Sunday 18 October 2015

Tom Doesn’t Deserve The Ducking Stool

Nigel Nelson writes:

Skills I learned as a young man at journalism college included 100 words a minute shorthand - and how to hypnotise people.

I can still manage the shorthand. The hypnotism I abandoned long ago.

Sending people to sleep was not strictly a requirement for a journalism qualification, though you can see how it could help.

An interview with the PM might proceed along the lines: “ David Cameron you’re feeling relaxed, your eyes are getting heavy...let them close, David...just listen to my voice...and tell me all your secrets.” 

Of course that would be utterly unethical. But I picked up the knack from a lecturer who hypnotised a student after class.

And it became my party trick, entertaining guests by making someone pretend to be a dog or suchlike, sniffing and yelping round the room.

My friends thought I simply bored subjects into submission. I think they were trying to tell me something.

Then it began to go wrong. One young man I hypnotised declared his secret love for the girlfriend of his best mate to the embarrassment of all.

Another girl revealed abuse as a child, and kept drifting back into a trance. This was no longer funny, and I vowed never to do it again.

But it showed the dangers of messing with people’s minds.

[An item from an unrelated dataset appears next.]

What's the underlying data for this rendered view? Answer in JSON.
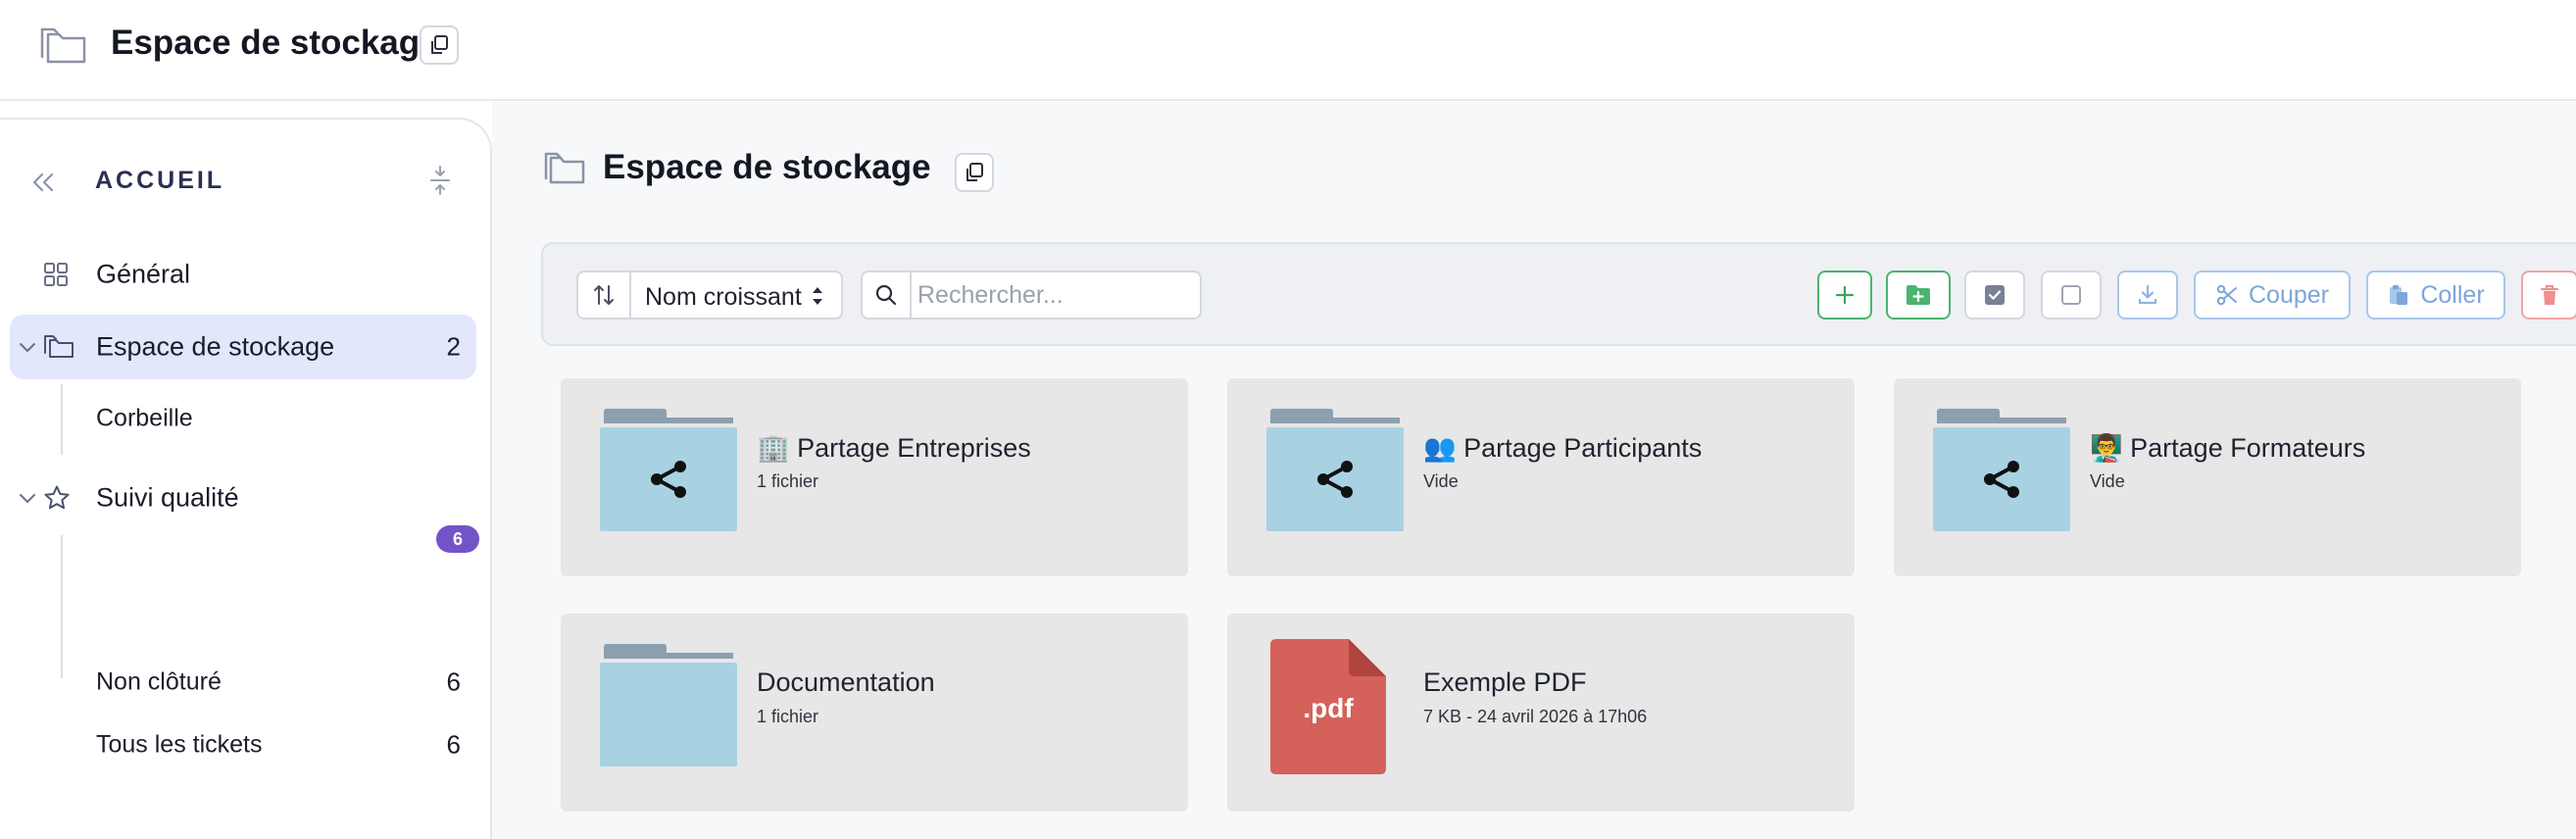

Which is why the light regulation of psychotherapists in this country is worrying.

In the 1990s the now discredited technique of recovered-memory therapy saw children making false claims of satanic abuse. It led to a witch hunt.

Another witch hunt is going on, but now it’s against Tom Watson after police dropped a rape inquiry against former Home Secretary Leon Brittan the Labour deputy leader urged them to pursue.

Tom and this newspaper have collected persuasive evidence of historical child abuse and a cover-up involving establishment figures.

Throughout our investigations we were conscious memory can play tricks, especially when it stretches back to a childhood many years ago.

Which is why allegations against 261 famous figures need careful consideration. And we look forward to the police completing their work.

But until they have the jury is out, and Tom doesn’t deserve the ducking stool.